Most soldierly stupidity does not amount to crime; most soldiers never commit atrocities. U.S. soldiers shooting at goats, for example, or pilots getting drunk on base, or guards threatening the lives of prisoners, all things I have seen, defy military rules and erode efforts to win hearts and minds. But how bad is it, really? Do we care? What is my responsibility when I see it? I have never found good ways to write about the subhuman wash of aggression and the small episodes of violence military men and women cycle through daily, or the choices they make in the midst of this.
We tend to ignore such problems unless they are connected to a crime. An editor at a major magazine once dismissed such unsteady subjects by saying, “Yes, but bad things happen everywhere.” Perhaps she was telling me to lighten up. She was also summarizing a national attitude toward the wars. I write about it now because what I witnessed with Destroyer, and other units, routinely and unquietly returns to me.

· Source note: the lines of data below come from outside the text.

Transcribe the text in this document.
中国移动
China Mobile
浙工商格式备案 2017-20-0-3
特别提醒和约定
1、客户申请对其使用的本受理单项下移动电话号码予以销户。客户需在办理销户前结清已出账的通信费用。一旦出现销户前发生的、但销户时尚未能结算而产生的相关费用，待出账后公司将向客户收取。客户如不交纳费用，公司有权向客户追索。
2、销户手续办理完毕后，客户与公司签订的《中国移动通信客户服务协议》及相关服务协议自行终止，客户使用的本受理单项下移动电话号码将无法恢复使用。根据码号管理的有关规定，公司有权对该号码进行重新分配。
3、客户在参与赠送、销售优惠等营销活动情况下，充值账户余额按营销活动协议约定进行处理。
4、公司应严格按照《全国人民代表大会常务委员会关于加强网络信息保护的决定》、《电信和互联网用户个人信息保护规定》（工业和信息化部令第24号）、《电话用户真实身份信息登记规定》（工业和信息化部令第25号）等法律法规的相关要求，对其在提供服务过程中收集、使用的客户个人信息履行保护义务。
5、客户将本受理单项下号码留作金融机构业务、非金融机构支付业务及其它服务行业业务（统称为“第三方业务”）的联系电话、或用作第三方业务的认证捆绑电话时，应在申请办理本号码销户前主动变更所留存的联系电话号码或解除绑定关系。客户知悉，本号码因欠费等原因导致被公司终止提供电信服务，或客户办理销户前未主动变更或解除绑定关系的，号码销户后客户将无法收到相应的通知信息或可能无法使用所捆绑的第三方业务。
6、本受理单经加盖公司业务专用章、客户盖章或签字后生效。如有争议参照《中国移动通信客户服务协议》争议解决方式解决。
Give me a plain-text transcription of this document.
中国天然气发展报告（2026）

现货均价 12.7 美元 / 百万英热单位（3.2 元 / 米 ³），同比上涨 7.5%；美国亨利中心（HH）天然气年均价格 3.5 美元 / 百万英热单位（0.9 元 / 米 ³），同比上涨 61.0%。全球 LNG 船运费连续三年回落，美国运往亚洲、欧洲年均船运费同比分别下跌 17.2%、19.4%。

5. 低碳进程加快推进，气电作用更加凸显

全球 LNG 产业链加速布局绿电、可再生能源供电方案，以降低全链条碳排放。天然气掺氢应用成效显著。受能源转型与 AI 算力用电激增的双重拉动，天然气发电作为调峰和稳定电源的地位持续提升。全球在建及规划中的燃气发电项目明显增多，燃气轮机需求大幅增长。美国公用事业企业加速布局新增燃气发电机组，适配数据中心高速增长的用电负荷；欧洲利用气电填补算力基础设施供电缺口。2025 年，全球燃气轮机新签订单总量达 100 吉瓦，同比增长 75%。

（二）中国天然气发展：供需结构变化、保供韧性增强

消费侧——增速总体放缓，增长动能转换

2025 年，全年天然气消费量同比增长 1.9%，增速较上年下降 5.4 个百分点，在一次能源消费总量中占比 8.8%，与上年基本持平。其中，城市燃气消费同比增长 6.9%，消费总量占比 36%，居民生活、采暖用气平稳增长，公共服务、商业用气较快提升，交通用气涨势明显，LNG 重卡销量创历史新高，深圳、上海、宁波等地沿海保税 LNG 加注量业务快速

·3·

I joined the platoon last summer at the end of a weeklong mission designed to clear insurgents from a series of towns and valleys in central Afghanistan. In 10 years of war, I was told, NATO troops had never visited the region. Intelligence reports called it a Taliban stronghold, and commanders expected heavy fighting. Going in, many soldiers told me they believed they would die.
Destroyer and several other units had dropped into the valleys by helicopter at night. During the day, they pushed through a sun-killed landscape of rock and withered grasses, where it was Destroyer’s job to search for weapons caches and battle insurgents alongside a wobbly unit of Afghan National Army (ANA) troops.
Each night, the men slept in abandoned qalats (fortified residential compounds), or they moved into occupied ones, handed the residents some cash, and kicked them out. I met the soldiers at a qalat they had temporarily confiscated, a large, newly painted house. Tall walls enclosed a courtyard containing a small orchard, a garden, and a well. Several rooms ran along one wall, and the soldiers had moved into them, sleeping head to foot on floors littered with cigarette packs, candy wrappers, and food scraps. The place was heavy with a scent I would later follow through the night.